Here is a list of some of the most frequently asked questions I receive concerning the lives of grey squirrels.

  1. I have found a distressed or injured squirrel, what can I do for it? There are various good books about that provide great information about dealing with distressed or injured squirrels. One of my favourites is "Squirrels in your Garden" by Doreen King, published by Kingdom Books, ISBN 185279028-8. There are also a few web sites (see the main page).
  2. A squirrel has taken up residence in my attic, how can I get it out? Getting squirrels out of your loft and keeping them out can be quite difficult! If you manage to get them out then they can be quite determined to gnaw their way back in through whatever you use to block their original access point. So you have to make sure you make a good job of denying them access back into their old home! (Although you also have to be wary of dodgy builders who charge a small fortune to do the work!)
  3. How do I stop squirrels eating the plants in my garden? Unfortunately once squirrels get a taste for a plant in your garden they will eat it. Squirrels can be very ingenious and persistent in overcoming anything you try to protect your plants with. Just about anything short of putting a stainless steel cage around your garden will be defeated. One deterrent that has had some success in the past has been to use a pepper / spice spray such as a product called "Squirrel Away". This sometimes works for flowers, but if you sprayed this directly on herbs or other plants that you have grown to eat yourself, it would probably make them just as inedible to you as it would to the squirrels. Some people also claim that ultrasonic devices that you can buy for keeping cats out of your garden are also good at defending your garden from squirrels, but I haven't seen any proof of this. You could try feeding the squirrels an alternative such as raw peanuts in shells. This is usually partially successful. They will probably still have a go at eating your plants, but less than if you didn't feed them. There are also quite a few plants that squirrels don't like the taste of. A trial and error approach seems to work well here. Put a new plant in the garden and if the squirrels eat it, don't buy any more and if they don't eat it get some more!
  4. What do you call a group of squirrels? I was once in a quiz team at my old university and a question came up on the collective name for a group of leopards. The team from the Department of Biology instantly complained that leopards were solitary creatures and didn't live in groups! No marks for them though. You could make the same argument for squirrels. I haven't come across a recognised collective noun for squirrels, but some people claim that a drey is the correct term, though this is really just the name for a squirrel nest.
  5. What do you call baby squirrels? Apart from incredibly cute obviously. Young squirrels are usually referred to as kits, kittens or pups. Very young squirrels (before they have any real fur) are sometimes referred to as pinkies.
  6. What is the gestation period of a squirrel? Grey squirrels have a 44 day pregnancy and produce litters with an average of three youngsters. They can have two litters a year and births are usually concentrated in two periods, the first during spring in March and April and the second later on in the summer in June and July. Once the babies have been born, they start tugging at their mother's nipples and within a week or two the mother's nipples become enlarged and the fur around them gets worn away. At about seven weeks old, the young are already looking like minature versions of their parents and begin to venture out of the nest for the first time, closely on their mother's heels. After 10 weeks they begin to fend for themselves and by 14 weeks they move out of the nest and begin to live alone.

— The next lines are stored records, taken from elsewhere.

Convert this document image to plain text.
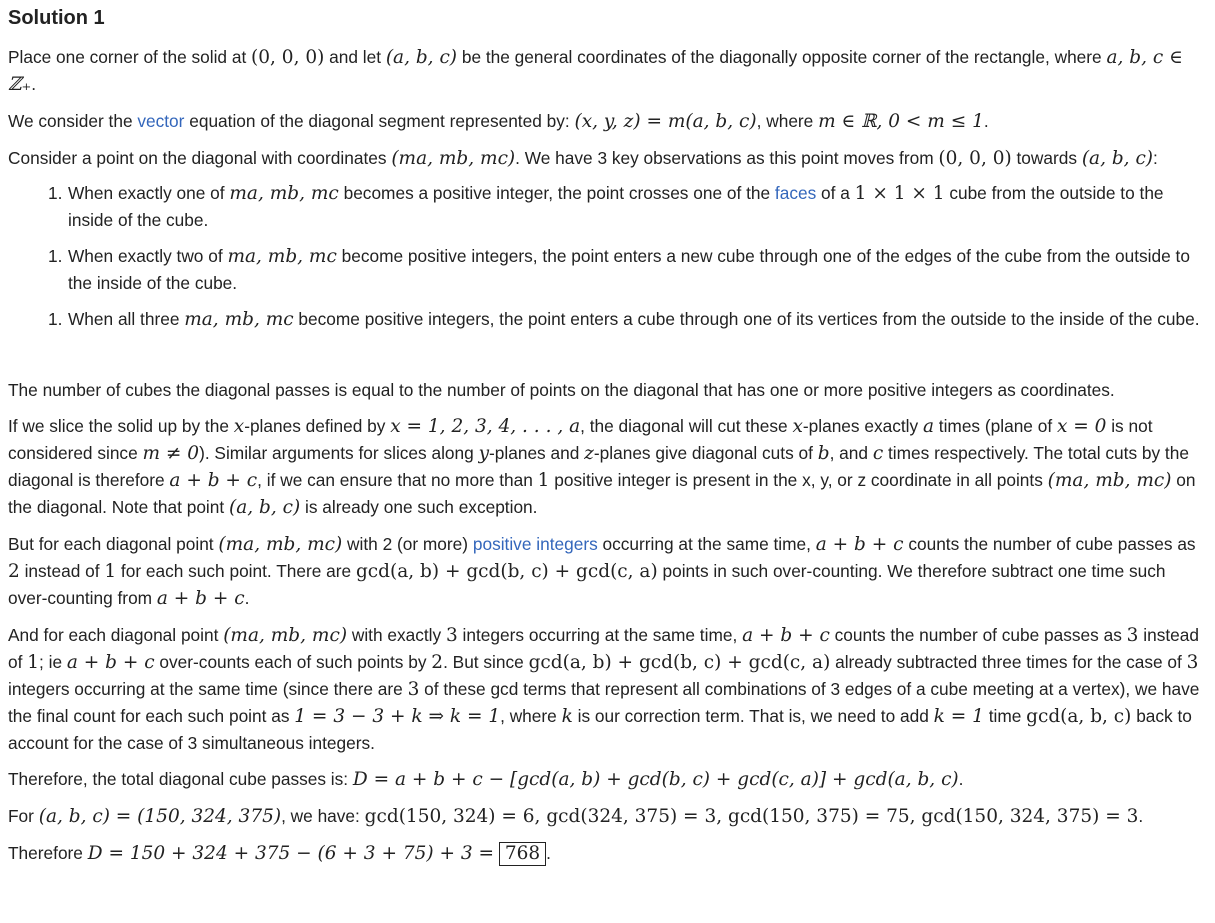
Solution 1

Place one corner of the solid at (0, 0, 0) and let (a, b, c) be the general coordinates of the diagonally opposite corner of the rectangle, where a, b, c ∈ ℤ₊.

We consider the vector equation of the diagonal segment represented by: (x, y, z) = m(a, b, c), where m ∈ ℝ, 0 < m ≤ 1.

Consider a point on the diagonal with coordinates (ma, mb, mc). We have 3 key observations as this point moves from (0, 0, 0) towards (a, b, c):

1. When exactly one of ma, mb, mc becomes a positive integer, the point crosses one of the faces of a 1 × 1 × 1 cube from the outside to the inside of the cube.
1. When exactly two of ma, mb, mc become positive integers, the point enters a new cube through one of the edges of the cube from the outside to the inside of the cube.
1. When all three ma, mb, mc become positive integers, the point enters a cube through one of its vertices from the outside to the inside of the cube.

The number of cubes the diagonal passes is equal to the number of points on the diagonal that has one or more positive integers as coordinates.

If we slice the solid up by the x-planes defined by x = 1, 2, 3, 4, . . . , a, the diagonal will cut these x-planes exactly a times (plane of x = 0 is not considered since m ≠ 0). Similar arguments for slices along y-planes and z-planes give diagonal cuts of b, and c times respectively. The total cuts by the diagonal is therefore a + b + c, if we can ensure that no more than 1 positive integer is present in the x, y, or z coordinate in all points (ma, mb, mc) on the diagonal. Note that point (a, b, c) is already one such exception.

But for each diagonal point (ma, mb, mc) with 2 (or more) positive integers occurring at the same time, a + b + c counts the number of cube passes as 2 instead of 1 for each such point. There are gcd(a, b) + gcd(b, c) + gcd(c, a) points in such over-counting. We therefore subtract one time such over-counting from a + b + c.

And for each diagonal point (ma, mb, mc) with exactly 3 integers occurring at the same time, a + b + c counts the number of cube passes as 3 instead of 1; ie a + b + c over-counts each of such points by 2. But since gcd(a, b) + gcd(b, c) + gcd(c, a) already subtracted three times for the case of 3 integers occurring at the same time (since there are 3 of these gcd terms that represent all combinations of 3 edges of a cube meeting at a vertex), we have the final count for each such point as 1 = 3 − 3 + k ⇒ k = 1, where k is our correction term. That is, we need to add k = 1 time gcd(a, b, c) back to account for the case of 3 simultaneous integers.

Therefore, the total diagonal cube passes is: D = a + b + c − [gcd(a, b) + gcd(b, c) + gcd(c, a)] + gcd(a, b, c).

For (a, b, c) = (150, 324, 375), we have: gcd(150, 324) = 6, gcd(324, 375) = 3, gcd(150, 375) = 75, gcd(150, 324, 375) = 3.

Therefore D = 150 + 324 + 375 − (6 + 3 + 75) + 3 = 768 .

  7. How long do squirrels live? In captivity grey squirrels have been known to live for 20 years, whereas in the wild they may survive until they are 8-10 years old. Typically though, a grey squirrel survives for a much shorter time in the wild, only about 40% get past their first year, though if they do they then they tend to survive for 4-5 further years. The studies that have been carried out seem to indicate that survival rates depend on the available food supply and on the weather. If the food supply is poor and there is a bad winter with lots of snow, then the survival rates can be very low. All of this seems to be a very good argument for keeping squirrels as pets!
  8. Where do squirrels get their name from? The name squirrel comes from its latin name; Sciurus. The latin name however has Greek origins! It is derived from the Greek word skiouros, which means shade-tail. This is because when squirrels sit upright their long fluffy tail curls up behind them and shades them from the sun. The word sciurus to describe squirrels was first used by ancient Greek philosopher Aristotle. The first recorded use of the English word squirrel was in the writings of St Hugh in about 1200.
  9. Where can I see some of those nice cute red squirrels? The best place I have found in England is a National Trust nature reserve near Formby, just to the north of Liverpool. Not only are there plenty of red squirrels to see, but they are also pretty tame and will come up to you and take nuts from your hand.